Blog - December 2025: How AI-powered ITAM tools can become liabilities when built on incomplete infrastructure discovery - and what to do about it

As we discussed in our previous article, AI-powered ITAM tools promise transformative benefits, from automated license optimization, to predictive compliance management, and intelligent cost forecasting. However, these capabilities become liabilities when built on incomplete infrastructure discovery. This is where the classic principle of “rubbish in, rubbish out” (RIRO) becomes painfully relevant. 

How incomplete infrastructure coverage creates ITAM blind spots

When parts of the infrastructure, such as remote endpoints, cloud assets, or unmanaged devices are excluded from discovery, ITAM systems operate with partial visibility. The result?

  • Reports show compliance where none exists.
  • Optimization recommendations are based on incomplete usage data.
  • Risk assessments underestimate exposure.

In short, decisions are made with false confidence, which can be more dangerous than having no data at all.

Why AI-powered ITAM systems amplify data quality problems 

Modern ITAM increasingly relies on AI to automate tasks like license re-harvesting, forecasting renewals, or identifying unused assets. But AI is only as good as the data it receives. Common ITAM data quality challenges, such as incomplete infrastructure coverage, directly undermine these AI capabilities.

As we explored in part 1, ITAM data quality challenges stem from multiple sources: inconsistent naming conventions, duplicate records, stale inventory data, and most critically, infrastructure blind spots. When discovery tools miss entire segments of the IT estate, the resulting data quality issues cascade through every downstream process. 

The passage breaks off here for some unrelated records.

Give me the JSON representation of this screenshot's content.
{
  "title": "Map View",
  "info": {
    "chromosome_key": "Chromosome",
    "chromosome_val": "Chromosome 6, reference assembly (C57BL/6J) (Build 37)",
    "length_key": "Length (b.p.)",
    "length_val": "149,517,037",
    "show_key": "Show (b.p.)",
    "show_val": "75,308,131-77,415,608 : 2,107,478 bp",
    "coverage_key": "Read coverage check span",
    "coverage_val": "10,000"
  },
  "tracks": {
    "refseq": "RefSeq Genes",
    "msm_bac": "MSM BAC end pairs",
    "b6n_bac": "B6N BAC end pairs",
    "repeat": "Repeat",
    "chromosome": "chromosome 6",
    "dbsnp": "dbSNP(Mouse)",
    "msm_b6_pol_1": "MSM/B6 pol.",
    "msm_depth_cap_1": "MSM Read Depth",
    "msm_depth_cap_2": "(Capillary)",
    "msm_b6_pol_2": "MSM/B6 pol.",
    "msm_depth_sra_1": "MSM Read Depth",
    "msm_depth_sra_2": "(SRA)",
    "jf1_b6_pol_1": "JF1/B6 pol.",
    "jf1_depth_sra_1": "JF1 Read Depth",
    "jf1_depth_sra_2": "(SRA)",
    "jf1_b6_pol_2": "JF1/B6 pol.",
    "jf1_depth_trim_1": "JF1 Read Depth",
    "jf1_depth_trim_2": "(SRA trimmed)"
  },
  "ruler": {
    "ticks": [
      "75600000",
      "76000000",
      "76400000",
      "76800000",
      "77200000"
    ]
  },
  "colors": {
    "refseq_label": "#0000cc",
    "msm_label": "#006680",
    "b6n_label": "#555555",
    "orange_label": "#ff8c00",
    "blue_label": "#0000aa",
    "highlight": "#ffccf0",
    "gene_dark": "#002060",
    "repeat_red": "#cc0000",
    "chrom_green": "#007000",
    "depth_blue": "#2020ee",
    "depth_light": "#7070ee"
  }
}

If infrastructure coverage is patchy:

  • AI models generate skewed insights;
  • automation may act on incorrect assumptions, leading to costly errors;
  • trust in ITAM outputs erodes across stakeholders.

Compliance & audit risks from untracked IT assets 

Software compliance audit preparation requires complete infrastructure visibility; a requirement that many organizations only discover when audit notices arrive. Auditors don’t care if your ITAM system missed half your infrastructure. If software is deployed on untracked devices your organization might face severe consequences:

  • You’re still liable for license violations;
  • You risk financial penalties and reputational damage;
  • Regulatory compliance (e.g., GDPR, ISO standards) may be compromised due to unmonitored data flows.

Impact on strategic IT decision-making

ITAM data feeds into broader IT and business strategies such as cloud migration plans, vendor negotiations, sustainability goals. If the underlying data is flawed:

  • you may overestimate savings or underestimate risks;
  • vendor relationships may suffer due to inaccurate usage reports;
  • sustainability metrics (e.g., e-waste reduction) may be misreported.

Conclusion: Coverage first, intelligence second

Building on the data quality fundamentals we established in Part 1, organizations must ensure that infrastructure coverage is complete and continuously validated, before investing in AI, dashboards, or automation. This means:

  • regular audits of discovery scope;
  • inclusion of cloud, remote, and hybrid environments;
  • ongoing validation of asset data quality.

Only then can ITAM deliver reliable insights, confident decisions, and real value.